OSGI (ServiceMix) – Fundamentals that You Should Know along with OSGI Singleton

OSGI is a excellent concept that allows multiple different application to be deployed in a single JVM. In an OSGI, each application or unit is called bundle. Each bundle is loaded into the JVM with different class loaders.

Following are major keywords in the OSGI.

  • Bundles – Bundles are the OSGi components made by the developers.
  • Services – The services layer connects bundles in a dynamic way by offering a publish-find-bind model for plain old Java objects.
  • Life-Cycle – The API to install, start, stop, update, and uninstall bundles.
  • Modules – The layer that defines how a bundle can import and export code.
  • Security – The layer that handles the security aspects.
  • Execution Environment – Defines what methods and classes are available in a specific platform.

OSGI is a good operating model if you have a many applications that requires:

  1. applications tightly interacts with each others.
  2. requires low latency in processing – this is achieved in OSGI environment as applications are deployed in same JVM. Though applications are partitioned by class loader, they run on same JVM. Thus, application may interact without leaving the JVM, providing the low latency.

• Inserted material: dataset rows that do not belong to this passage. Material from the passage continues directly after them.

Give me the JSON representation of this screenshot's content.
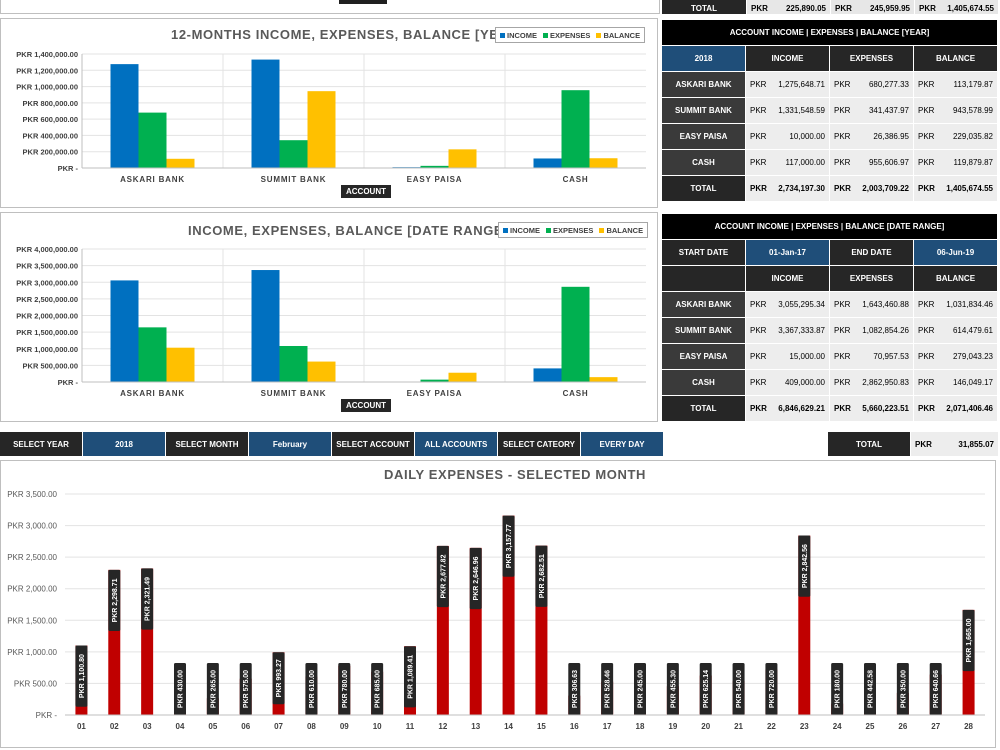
{
  "top_total": {
    "label": "TOTAL",
    "cells": [
      {
        "cur": "PKR",
        "val": "225,890.05"
      },
      {
        "cur": "PKR",
        "val": "245,959.95"
      },
      {
        "cur": "PKR",
        "val": "1,405,674.55"
      }
    ]
  },
  "chart1": {
    "title": "12-MONTHS INCOME, EXPENSES, BALANCE [YEAR]",
    "legend": [
      "INCOME",
      "EXPENSES",
      "BALANCE"
    ],
    "axis_label": "ACCOUNT",
    "yticks": [
      "PKR 1,400,000.00",
      "PKR 1,200,000.00",
      "PKR 1,000,000.00",
      "PKR 800,000.00",
      "PKR 600,000.00",
      "PKR 400,000.00",
      "PKR 200,000.00",
      "PKR -"
    ]
  },
  "chart2": {
    "title": "INCOME, EXPENSES, BALANCE [DATE RANGE]",
    "legend": [
      "INCOME",
      "EXPENSES",
      "BALANCE"
    ],
    "axis_label": "ACCOUNT",
    "yticks": [
      "PKR 4,000,000.00",
      "PKR 3,500,000.00",
      "PKR 3,000,000.00",
      "PKR 2,500,000.00",
      "PKR 2,000,000.00",
      "PKR 1,500,000.00",
      "PKR 1,000,000.00",
      "PKR 500,000.00",
      "PKR -"
    ]
  },
  "chart3": {
    "title": "DAILY EXPENSES - SELECTED MONTH",
    "yticks": [
      "PKR 3,500.00",
      "PKR 3,000.00",
      "PKR 2,500.00",
      "PKR 2,000.00",
      "PKR 1,500.00",
      "PKR 1,000.00",
      "PKR 500.00",
      "PKR -"
    ],
    "labels": [
      "PKR 1,100.80",
      "PKR 2,298.71",
      "PKR 2,321.49",
      "PKR 430.00",
      "PKR 265.00",
      "PKR 575.00",
      "PKR 993.27",
      "PKR 610.00",
      "PKR 780.00",
      "PKR 685.00",
      "PKR 1,089.41",
      "PKR 2,677.82",
      "PKR 2,646.96",
      "PKR 3,157.77",
      "PKR 2,682.51",
      "PKR 306.63",
      "PKR 528.46",
      "PKR 245.00",
      "PKR 455.30",
      "PKR 625.14",
      "PKR 540.00",
      "PKR 720.00",
      "PKR 2,842.56",
      "PKR 180.00",
      "PKR 442.58",
      "PKR 350.00",
      "PKR 640.66",
      "PKR 1,665.00"
    ]
  },
  "chart_data": [
    {
      "type": "bar",
      "title": "12-MONTHS INCOME, EXPENSES, BALANCE [YEAR]",
      "xlabel": "ACCOUNT",
      "categories": [
        "ASKARI BANK",
        "SUMMIT BANK",
        "EASY PAISA",
        "CASH"
      ],
      "series": [
        {
          "name": "INCOME",
          "color": "#0070c0",
          "values": [
            1275648.71,
            1331548.59,
            10000.0,
            117000.0
          ]
        },
        {
          "name": "EXPENSES",
          "color": "#00b050",
          "values": [
            680277.33,
            341437.97,
            26386.95,
            955606.97
          ]
        },
        {
          "name": "BALANCE",
          "color": "#ffc000",
          "values": [
            113179.87,
            943578.99,
            229035.82,
            119879.87
          ]
        }
      ],
      "ylim": [
        0,
        1400000
      ],
      "grid": true,
      "legend": "top-right"
    },
    {
      "type": "bar",
      "title": "INCOME, EXPENSES, BALANCE [DATE RANGE]",
      "xlabel": "ACCOUNT",
      "categories": [
        "ASKARI BANK",
        "SUMMIT BANK",
        "EASY PAISA",
        "CASH"
      ],
      "series": [
        {
          "name": "INCOME",
          "color": "#0070c0",
          "values": [
            3055295.34,
            3367333.87,
            15000.0,
            409000.0
          ]
        },
        {
          "name": "EXPENSES",
          "color": "#00b050",
          "values": [
            1643460.88,
            1082854.26,
            70957.53,
            2862950.83
          ]
        },
        {
          "name": "BALANCE",
          "color": "#ffc000",
          "values": [
            1031834.46,
            614479.61,
            279043.23,
            146049.17
          ]
        }
      ],
      "ylim": [
        0,
        4000000
      ],
      "grid": true,
      "legend": "top-right"
    },
    {
      "type": "bar",
      "title": "DAILY EXPENSES - SELECTED MONTH",
      "categories": [
        "01",
        "02",
        "03",
        "04",
        "05",
        "06",
        "07",
        "08",
        "09",
        "10",
        "11",
        "12",
        "13",
        "14",
        "15",
        "16",
        "17",
        "18",
        "19",
        "20",
        "21",
        "22",
        "23",
        "24",
        "25",
        "26",
        "27",
        "28"
      ],
      "series": [
        {
          "color": "#c00000",
          "values": [
            1100.8,
            2298.71,
            2321.49,
            430.0,
            265.0,
            575.0,
            993.27,
            610.0,
            780.0,
            685.0,
            1089.41,
            2677.82,
            2646.96,
            3157.77,
            2682.51,
            306.63,
            528.46,
            245.0,
            455.3,
            625.14,
            540.0,
            720.0,
            2842.56,
            180.0,
            442.58,
            350.0,
            640.66,
            1665.0
          ]
        }
      ],
      "ylim": [
        0,
        3500
      ],
      "grid": true
    }
  ],
  "table_year": {
    "title": "ACCOUNT INCOME | EXPENSES | BALANCE [YEAR]",
    "year": "2018",
    "headers": [
      "INCOME",
      "EXPENSES",
      "BALANCE"
    ],
    "cur": "PKR",
    "rows": [
      {
        "name": "ASKARI BANK",
        "vals": [
          "1,275,648.71",
          "680,277.33",
          "113,179.87"
        ]
      },
      {
        "name": "SUMMIT BANK",
        "vals": [
          "1,331,548.59",
          "341,437.97",
          "943,578.99"
        ]
      },
      {
        "name": "EASY PAISA",
        "vals": [
          "10,000.00",
          "26,386.95",
          "229,035.82"
        ]
      },
      {
        "name": "CASH",
        "vals": [
          "117,000.00",
          "955,606.97",
          "119,879.87"
        ]
      }
    ],
    "total": {
      "label": "TOTAL",
      "vals": [
        "2,734,197.30",
        "2,003,709.22",
        "1,405,674.55"
      ]
    }
  },
  "table_range": {
    "title": "ACCOUNT INCOME | EXPENSES | BALANCE [DATE RANGE]",
    "start_label": "START DATE",
    "start": "01-Jan-17",
    "end_label": "END DATE",
    "end": "06-Jun-19",
    "headers": [
      "INCOME",
      "EXPENSES",
      "BALANCE"
    ],
    "cur": "PKR",
    "rows": [
      {
        "name": "ASKARI BANK",
        "vals": [
          "3,055,295.34",
          "1,643,460.88",
          "1,031,834.46"
        ]
      },
      {
        "name": "SUMMIT BANK",
        "vals": [
          "3,367,333.87",
          "1,082,854.26",
          "614,479.61"
        ]
      },
      {
        "name": "EASY PAISA",
        "vals": [
          "15,000.00",
          "70,957.53",
          "279,043.23"
        ]
      },
      {
        "name": "CASH",
        "vals": [
          "409,000.00",
          "2,862,950.83",
          "146,049.17"
        ]
      }
    ],
    "total": {
      "label": "TOTAL",
      "vals": [
        "6,846,629.21",
        "5,660,223.51",
        "2,071,406.46"
      ]
    }
  },
  "filters": {
    "select_year_label": "SELECT YEAR",
    "year": "2018",
    "select_month_label": "SELECT MONTH",
    "month": "February",
    "select_account_label": "SELECT ACCOUNT",
    "account": "ALL ACCOUNTS",
    "select_category_label": "SELECT CATEORY",
    "category": "EVERY DAY",
    "total_label": "TOTAL",
    "total_cur": "PKR",
    "total_value": "31,855.07"
  }
}
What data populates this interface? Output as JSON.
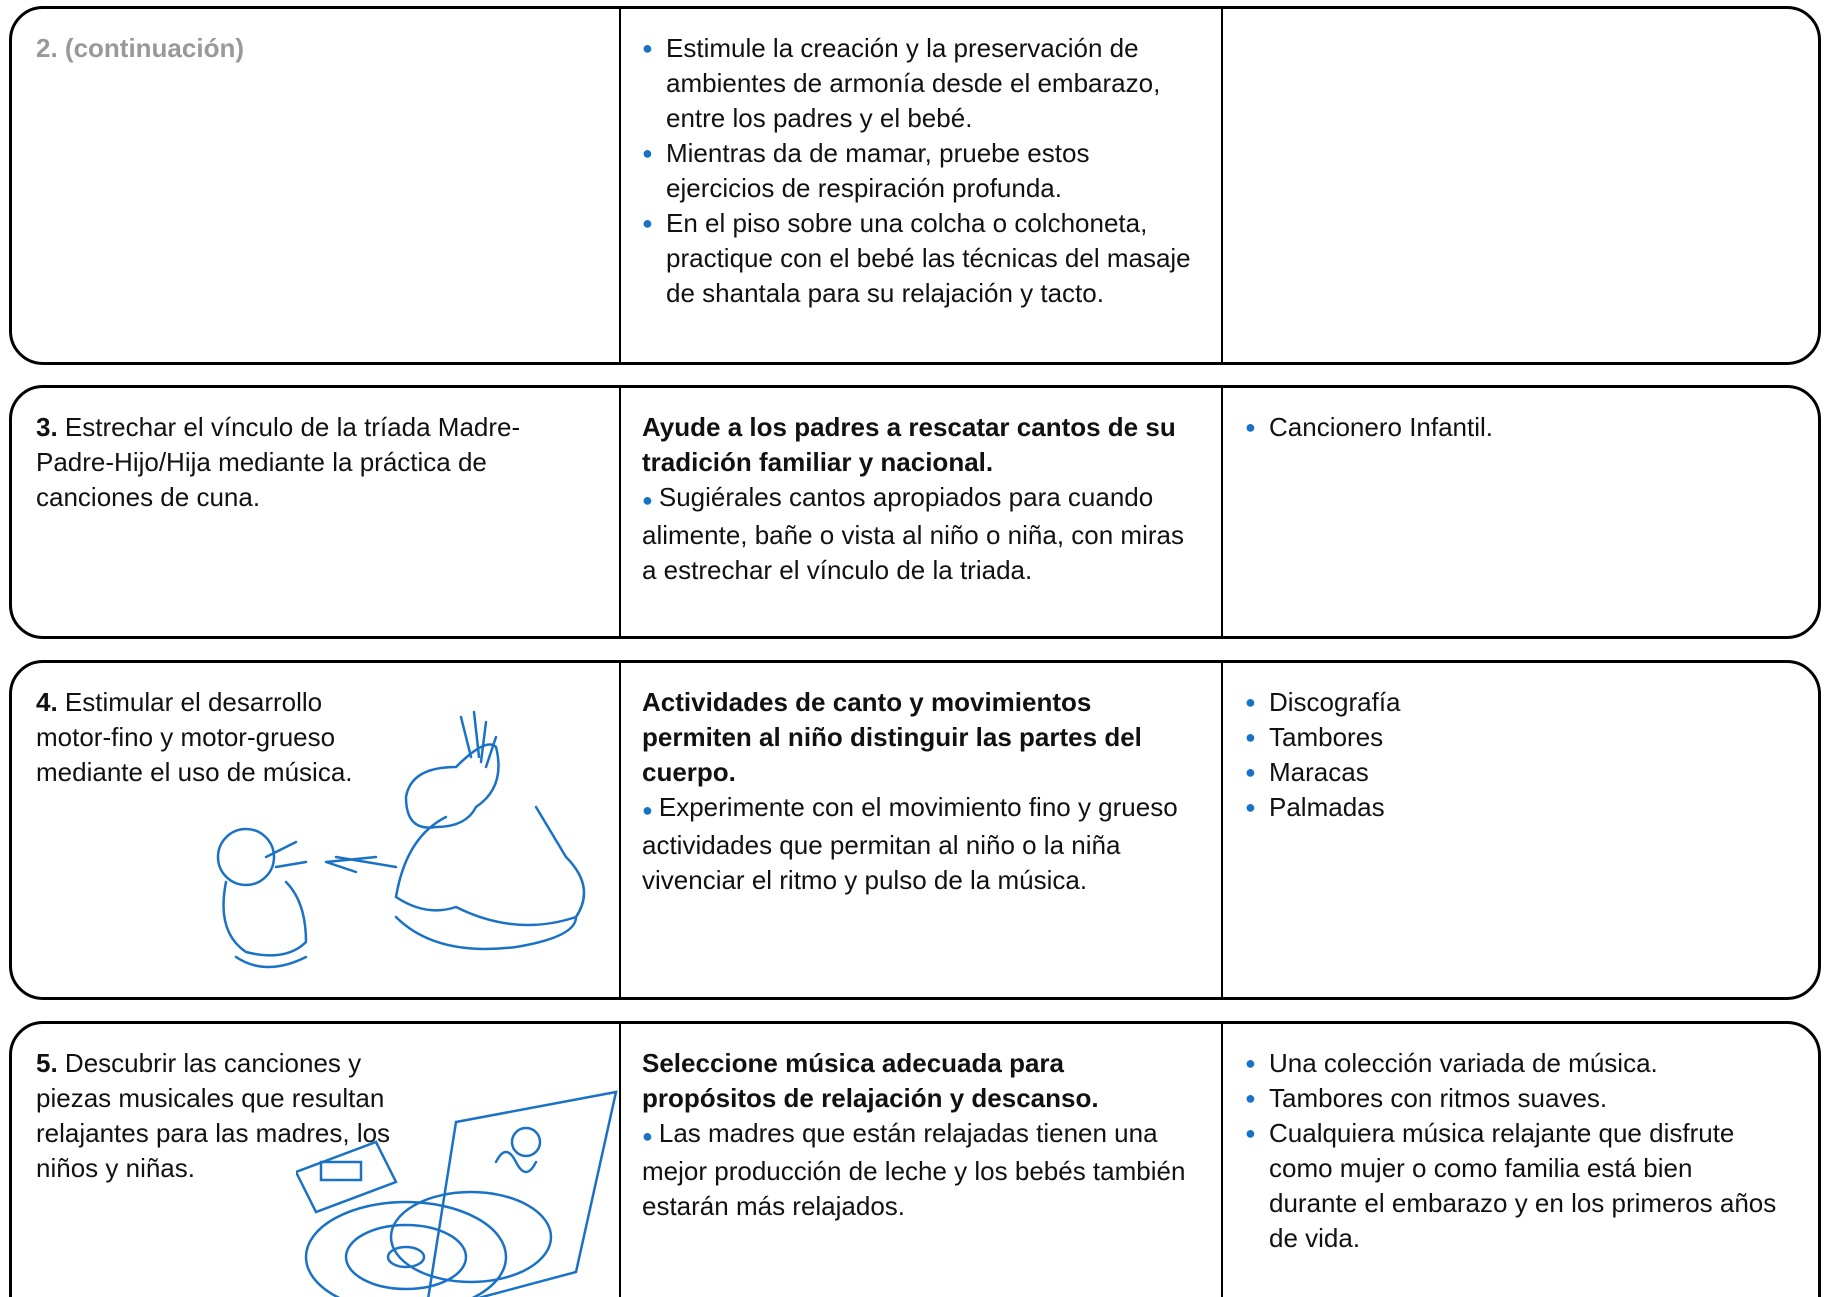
{
  "rows": [
    {
      "objective": {
        "label": "2. (continuación)"
      },
      "strategy": {
        "bullets": [
          "Estimule la creación y la preservación de ambientes de armonía desde el embarazo, entre los padres y el bebé.",
          "Mientras da de mamar, pruebe estos ejercicios de respiración profunda.",
          "En el piso sobre una colcha o colchoneta, practique con el bebé las técnicas del masaje de shantala para su relajación y tacto."
        ]
      },
      "resources": []
    },
    {
      "objective": {
        "number": "3.",
        "text": "Estrechar el vínculo de la tríada Madre-Padre-Hijo/Hija mediante la práctica de canciones de cuna."
      },
      "strategy": {
        "heading": "Ayude a los padres a rescatar cantos de su tradición familiar y nacional.",
        "paragraph": "Sugiérales cantos apropiados para cuando alimente, bañe o vista al niño o niña, con miras a estrechar el vínculo de la triada."
      },
      "resources": [
        "Cancionero Infantil."
      ]
    },
    {
      "objective": {
        "number": "4.",
        "text": "Estimular el desarrollo motor-fino y motor-grueso mediante el uso de música."
      },
      "strategy": {
        "heading": "Actividades de canto y movimientos permiten al niño distinguir las partes del cuerpo.",
        "paragraph": "Experimente con el movimiento fino y grueso actividades que permitan al niño o la niña vivenciar el ritmo y pulso de la música."
      },
      "resources": [
        "Discografía",
        "Tambores",
        "Maracas",
        "Palmadas"
      ]
    },
    {
      "objective": {
        "number": "5.",
        "text": "Descubrir las canciones y piezas musicales que resultan relajantes para las madres, los niños y niñas."
      },
      "strategy": {
        "heading": "Seleccione música adecuada para propósitos de relajación y descanso.",
        "paragraph": "Las madres que están relajadas tienen una mejor producción de leche y los bebés también estarán más relajados."
      },
      "resources": [
        "Una colección variada de música.",
        "Tambores con ritmos suaves.",
        "Cualquiera música relajante que disfrute como mujer o como familia está bien durante el embarazo y en los primeros años de vida."
      ]
    }
  ]
}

Here applications are segregated at development time but tightly coupled at run-time for performance.

Disadvantages of OSGI:

  1. Applications are tightly coupled at run-time environment, even though applications are decoupled through bundle.
  2. Applications shares same JVM resources; thus requires extra analysis before adding an application to ensure that JVM resources are not overly consumed by one application. This gives rise to a possibility of an application using too much resources while starving other application.
  3. A problem application can bring down whole OSGI environment; thus introducing run-time risk associated with other application.
  4. If an OSGI environment needs recycle, this impacts all the application in that environment.
  5. Applications are tightly coupled in OSGI environment, even though they are total different and separate functional processing.

OSGI and Singleton

Singleton by definition is a single class in the JVM.